Alumni Spotlight: Dr. Ryan J. Schmiesing ’95, ’98 MS, ’02 PhD

Ryan J. Schmiesing is a three time graduate of our department, completing his BS, MS and PhD degrees in agricultural education in 1995, 1998 and 2002, respectively. Following graduation, he served as an extension agent for 4-H Youth Development in Darke County, Ohio. Schmiesing currently serves as the vice provost for strategic planning and implementation at the Office of Academic Affairs at the Ohio State University.

Why did you chose to major in agricultural education for your undergraduate and graduate degrees?
I found, after some searching, the agricultural education provided me the greatest opportunity to explore my interests and passions.

Why did you choose to attend The Ohio State University?
The breath of what Ohio State offers provides for so many options; that was especially important for someone who did not know exactly what he wanted to pursue at that time.

How did your education at Ohio State influence your choice of career or your career path?
Pursuing a degree in agricultural education with an emphasis in extension education provided me with a strong foundation that I was able to immediately put to work. As I progressed in my undergraduate degree program and then on to my graduate degrees, I knew that I wanted to remain engaged in community and higher education. I have always felt that we have a responsibility, in higher education, to further engage our communities and individuals.

As a student, how were you involved on campus?
I was a member of the Agricultural Education Society; member of Delta Theta Sigma Fraternity where I served as president; member of the Inter-Fraternity Council (IFC) where I served as chief justice; and served as chair of the Agricultural Recognition Banquet in 1995.

What class did you enjoy the most while at Ohio State?
As an undergraduate, I enjoyed methods of teaching agriculture with Dr. Jamie Cano; I think it was the first time that I felt I could really apply what I was learning.  In graduate school, I most enjoyed the research series taught in the department – it was there that I had the great fortune of learning from some of the very best faculty!

Name a faculty member who impacted your education and/or career.
Dale Safrit had a very significant impact on my education and career.  While I only had one course as an undergraduate student with Dale, he pushed me in that course and then subsequently was involved in my masters and PhD program very significantly.  Always pushing and encouraging me to do the unexpected!

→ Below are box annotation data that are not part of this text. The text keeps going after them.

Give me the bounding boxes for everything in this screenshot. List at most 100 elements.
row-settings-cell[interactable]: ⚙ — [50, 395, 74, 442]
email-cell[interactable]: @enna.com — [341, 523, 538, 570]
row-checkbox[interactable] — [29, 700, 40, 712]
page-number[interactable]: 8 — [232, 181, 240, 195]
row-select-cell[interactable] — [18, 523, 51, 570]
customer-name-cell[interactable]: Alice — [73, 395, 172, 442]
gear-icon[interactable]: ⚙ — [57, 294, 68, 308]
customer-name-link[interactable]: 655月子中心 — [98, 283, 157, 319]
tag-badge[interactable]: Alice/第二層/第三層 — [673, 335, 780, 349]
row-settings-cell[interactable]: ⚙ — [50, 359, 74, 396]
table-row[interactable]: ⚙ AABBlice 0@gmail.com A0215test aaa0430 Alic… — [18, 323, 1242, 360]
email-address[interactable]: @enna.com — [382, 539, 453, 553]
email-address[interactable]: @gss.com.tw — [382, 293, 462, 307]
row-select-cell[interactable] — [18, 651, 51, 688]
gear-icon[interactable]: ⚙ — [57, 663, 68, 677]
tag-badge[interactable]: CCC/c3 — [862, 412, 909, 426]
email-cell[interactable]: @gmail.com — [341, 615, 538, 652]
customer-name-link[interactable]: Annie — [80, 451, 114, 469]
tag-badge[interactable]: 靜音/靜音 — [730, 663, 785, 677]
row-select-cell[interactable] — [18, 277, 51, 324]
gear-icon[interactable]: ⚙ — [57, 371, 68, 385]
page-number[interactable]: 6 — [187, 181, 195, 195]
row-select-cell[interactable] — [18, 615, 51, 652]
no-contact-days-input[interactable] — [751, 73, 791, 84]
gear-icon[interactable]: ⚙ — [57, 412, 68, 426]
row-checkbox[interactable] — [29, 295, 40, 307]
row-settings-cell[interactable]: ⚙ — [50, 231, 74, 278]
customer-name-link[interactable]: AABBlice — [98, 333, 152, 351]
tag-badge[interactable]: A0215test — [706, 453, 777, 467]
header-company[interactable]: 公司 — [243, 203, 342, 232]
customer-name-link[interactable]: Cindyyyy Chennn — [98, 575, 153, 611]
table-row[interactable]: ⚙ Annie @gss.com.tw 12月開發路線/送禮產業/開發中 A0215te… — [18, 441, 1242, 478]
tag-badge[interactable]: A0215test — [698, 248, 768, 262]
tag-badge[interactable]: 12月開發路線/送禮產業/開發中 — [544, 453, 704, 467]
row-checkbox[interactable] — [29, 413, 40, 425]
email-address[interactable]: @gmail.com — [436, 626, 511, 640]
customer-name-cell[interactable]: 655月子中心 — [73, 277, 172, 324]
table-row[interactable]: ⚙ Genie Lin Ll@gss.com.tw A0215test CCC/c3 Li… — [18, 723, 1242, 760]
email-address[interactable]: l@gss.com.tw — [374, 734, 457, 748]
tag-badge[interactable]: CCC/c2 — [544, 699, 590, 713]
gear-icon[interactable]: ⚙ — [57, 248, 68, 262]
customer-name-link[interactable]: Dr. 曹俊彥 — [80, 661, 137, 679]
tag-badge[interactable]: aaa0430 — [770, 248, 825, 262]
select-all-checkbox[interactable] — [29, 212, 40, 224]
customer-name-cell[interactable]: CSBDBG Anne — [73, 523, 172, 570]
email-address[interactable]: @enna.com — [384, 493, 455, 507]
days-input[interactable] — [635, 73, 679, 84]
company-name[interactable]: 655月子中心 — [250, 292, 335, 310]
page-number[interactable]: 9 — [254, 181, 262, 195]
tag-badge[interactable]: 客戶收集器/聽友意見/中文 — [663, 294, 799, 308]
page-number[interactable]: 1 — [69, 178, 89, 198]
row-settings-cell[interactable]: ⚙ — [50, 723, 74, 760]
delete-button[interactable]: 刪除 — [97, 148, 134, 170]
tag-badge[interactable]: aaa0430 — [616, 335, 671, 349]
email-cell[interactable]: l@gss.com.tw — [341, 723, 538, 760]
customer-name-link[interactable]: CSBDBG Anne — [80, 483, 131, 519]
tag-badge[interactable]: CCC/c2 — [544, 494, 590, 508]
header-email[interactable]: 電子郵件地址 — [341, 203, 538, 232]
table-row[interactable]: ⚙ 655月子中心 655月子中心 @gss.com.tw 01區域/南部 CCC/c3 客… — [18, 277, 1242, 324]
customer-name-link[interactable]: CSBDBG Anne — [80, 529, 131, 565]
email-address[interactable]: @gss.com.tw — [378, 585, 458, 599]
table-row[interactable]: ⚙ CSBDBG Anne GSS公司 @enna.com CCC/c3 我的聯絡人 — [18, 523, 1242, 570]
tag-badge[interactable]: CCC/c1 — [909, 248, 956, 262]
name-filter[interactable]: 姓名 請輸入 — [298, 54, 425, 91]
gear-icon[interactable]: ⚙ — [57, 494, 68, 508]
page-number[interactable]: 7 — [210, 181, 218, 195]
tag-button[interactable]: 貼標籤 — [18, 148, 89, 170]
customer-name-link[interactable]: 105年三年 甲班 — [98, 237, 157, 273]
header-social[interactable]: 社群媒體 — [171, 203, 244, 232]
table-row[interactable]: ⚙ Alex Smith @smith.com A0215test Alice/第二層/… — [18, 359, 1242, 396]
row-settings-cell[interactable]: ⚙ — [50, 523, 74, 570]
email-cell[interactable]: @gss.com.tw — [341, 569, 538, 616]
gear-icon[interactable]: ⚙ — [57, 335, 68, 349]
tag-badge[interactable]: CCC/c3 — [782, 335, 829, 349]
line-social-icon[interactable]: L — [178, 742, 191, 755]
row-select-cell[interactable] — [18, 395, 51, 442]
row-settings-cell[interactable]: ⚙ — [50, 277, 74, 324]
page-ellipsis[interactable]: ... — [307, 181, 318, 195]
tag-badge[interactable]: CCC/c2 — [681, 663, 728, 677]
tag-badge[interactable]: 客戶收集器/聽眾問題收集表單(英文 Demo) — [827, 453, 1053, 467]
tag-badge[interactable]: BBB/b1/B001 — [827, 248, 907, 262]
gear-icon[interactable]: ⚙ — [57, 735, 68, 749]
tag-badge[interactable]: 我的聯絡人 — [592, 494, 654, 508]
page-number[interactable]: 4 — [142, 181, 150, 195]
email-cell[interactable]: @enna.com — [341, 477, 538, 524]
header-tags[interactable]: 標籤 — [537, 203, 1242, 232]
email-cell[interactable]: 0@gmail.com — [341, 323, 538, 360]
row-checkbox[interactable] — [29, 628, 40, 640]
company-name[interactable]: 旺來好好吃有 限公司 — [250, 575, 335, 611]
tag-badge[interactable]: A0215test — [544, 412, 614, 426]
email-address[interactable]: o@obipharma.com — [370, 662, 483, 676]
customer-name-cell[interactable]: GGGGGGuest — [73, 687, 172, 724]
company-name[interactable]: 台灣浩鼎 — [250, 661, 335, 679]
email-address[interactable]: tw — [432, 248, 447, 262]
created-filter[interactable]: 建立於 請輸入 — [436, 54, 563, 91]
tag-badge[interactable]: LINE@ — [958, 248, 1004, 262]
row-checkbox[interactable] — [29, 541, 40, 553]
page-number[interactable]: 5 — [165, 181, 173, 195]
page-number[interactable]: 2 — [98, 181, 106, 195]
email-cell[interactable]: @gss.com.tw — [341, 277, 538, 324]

What is your favorite memory related to your time at Ohio State?
There are too many!  My favorite memories are around different activities or events…trips to National FFA Convention, preparing for the Ag Recognition Banquet, and fraternity functions.

What was your first job following your education at Ohio State?
Extension Agent, 4-H Youth Development in Darke County Ohio.

For what schools, companies and/or organizations have you worked throughout your career and what were your responsibilities in those positions?
Ohio State University (1996-2007)
Extension Agent, Program Coordinator, Program Director, Extension Specialist, Interim Regional Director, and Co-Interim State 4-H Leader.

United State Department of Agriculture (2007-2009)
National Program Leader, 4-H Mission Mandates

Ohio Commission on Service and Volunteerism (2009-2011)
Director of Programs, AmeriCorps State

Ohio State University (2011- current)
Director, Marketing and Communications; Assistant Dean; and currently Vice Provost

During your career, honors or awards have you been presented?
I have received the Achievement in Service Award and the Distinguished Service Award from the National Association of 4-H Youth Development.

As of today, what is your favorite career highlight?
My leadership role in the design, construction, and opening of the Nationwide and Ohio Farm Bureau 4-H Center, the universities first LEED certified building.

What advice would you give to a current student?
Get to know the faculty that teach your courses. And, take advantage of opportunities the university offers, but don’t over commit yourself!

What did ACEL cultivate in you? How?
In the classroom and in student organizations, I gained self-confidence to clearly articulate a position, share information or represent an idea or concept.  These skills have been invaluable to me as I progress in my career.